Pinaire holds a BA in politics from Whitman College and a PhD in political science from Rutgers University. He was formerly a tenured professor of political science at Lehigh University, in Bethlehem, Pennsylvania, where he taught courses on American politics and the United States Constitution. During his time at Rutgers and Lehigh, he received several awards for teaching and research.
Since retiring from academia, Pinaire has worked as an author and freelance editor specializing in academic journal articles, dissertations, tenure/promotion packages, and self-published books. A native of Omaha, Nebraska, Pinaire has lived all over the United States but currently resides in Portland, Oregon, with his wife, their two sons, and the family’s adorable Australian Labradoodle. Before he got a dog, he would never have been the type to mention a dog in an author bio, but things change.

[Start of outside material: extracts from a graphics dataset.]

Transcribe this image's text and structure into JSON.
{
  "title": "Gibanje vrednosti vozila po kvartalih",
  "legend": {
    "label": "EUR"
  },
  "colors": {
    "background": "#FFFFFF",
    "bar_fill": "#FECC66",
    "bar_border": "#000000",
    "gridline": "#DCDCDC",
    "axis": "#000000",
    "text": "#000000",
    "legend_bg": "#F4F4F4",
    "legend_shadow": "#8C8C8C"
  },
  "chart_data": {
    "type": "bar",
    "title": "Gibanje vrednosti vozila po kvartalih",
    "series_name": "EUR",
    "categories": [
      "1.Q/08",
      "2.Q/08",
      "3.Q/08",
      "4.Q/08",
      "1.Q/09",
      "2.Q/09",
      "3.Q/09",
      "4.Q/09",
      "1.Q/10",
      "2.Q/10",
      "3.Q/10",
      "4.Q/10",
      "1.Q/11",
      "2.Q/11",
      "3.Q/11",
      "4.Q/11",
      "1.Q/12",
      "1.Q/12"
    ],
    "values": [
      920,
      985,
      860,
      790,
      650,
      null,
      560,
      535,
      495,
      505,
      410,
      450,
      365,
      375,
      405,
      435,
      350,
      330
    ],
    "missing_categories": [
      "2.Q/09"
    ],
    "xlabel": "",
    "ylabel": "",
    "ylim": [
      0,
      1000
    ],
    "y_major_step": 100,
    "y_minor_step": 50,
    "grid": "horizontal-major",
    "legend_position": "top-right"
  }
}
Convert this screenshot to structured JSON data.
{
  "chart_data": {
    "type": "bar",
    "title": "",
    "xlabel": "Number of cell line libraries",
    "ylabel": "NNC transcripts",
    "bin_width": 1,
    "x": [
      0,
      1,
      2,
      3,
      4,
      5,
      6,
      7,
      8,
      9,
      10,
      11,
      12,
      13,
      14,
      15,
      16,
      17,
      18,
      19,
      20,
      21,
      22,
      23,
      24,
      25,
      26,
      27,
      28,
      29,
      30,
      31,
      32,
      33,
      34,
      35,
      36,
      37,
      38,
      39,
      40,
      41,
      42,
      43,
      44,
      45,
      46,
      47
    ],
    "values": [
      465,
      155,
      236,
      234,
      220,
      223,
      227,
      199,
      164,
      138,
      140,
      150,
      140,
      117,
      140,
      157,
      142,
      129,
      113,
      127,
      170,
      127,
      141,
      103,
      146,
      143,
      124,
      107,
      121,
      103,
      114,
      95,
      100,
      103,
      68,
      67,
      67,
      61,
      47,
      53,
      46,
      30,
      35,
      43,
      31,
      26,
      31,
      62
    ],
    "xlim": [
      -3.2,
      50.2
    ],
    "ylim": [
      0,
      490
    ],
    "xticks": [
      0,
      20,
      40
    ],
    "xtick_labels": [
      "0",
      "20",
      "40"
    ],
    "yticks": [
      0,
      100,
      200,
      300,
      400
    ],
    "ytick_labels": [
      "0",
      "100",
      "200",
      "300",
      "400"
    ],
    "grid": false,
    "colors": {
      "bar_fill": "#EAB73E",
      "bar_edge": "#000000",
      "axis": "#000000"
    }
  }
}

This Is Not Your Father’s Fatherhood: A Comic Memoir
During the paternity leave he reluctantly took with his first child, Brian Pinaire expected to get a lot done. As a workaholic with absolutely no intuitive understanding of children, Pinaire figured the baby would nap all day, allowing him to be immensely productive away from the office. It’s funny how foolish you are until you become wise.
Not only did he not get much accomplished during this period, he started to feel okay with that, realizing new priorities in his life. A second paternity leave, three years later, reinforced this sentiment, as have his subsequent experiences as the primary caregiver in the home due to his more flexible work schedule.
Sure, he remembers when children’s songs weren’t burned into his brain, when he wasn’t referred to as so-and-so’s dad on the playground, and when two living and breathing deadlines didn’t steal away so much of his time. But he wouldn’t go back. He’s proud to have evolved from a (sometimes) self-centered jerk to a (mostly) self-aware father and husband.
Pinaire’s musings on masculinity, adjustment, anxiety, intimacy, pride, doubt, perception, reality, and everything in between make This Is Not Your Father’s Fatherhood a witty, insightful, and entertaining read for fathers, mothers, and anyone who appreciates humorous depictions of an old sight in a new light.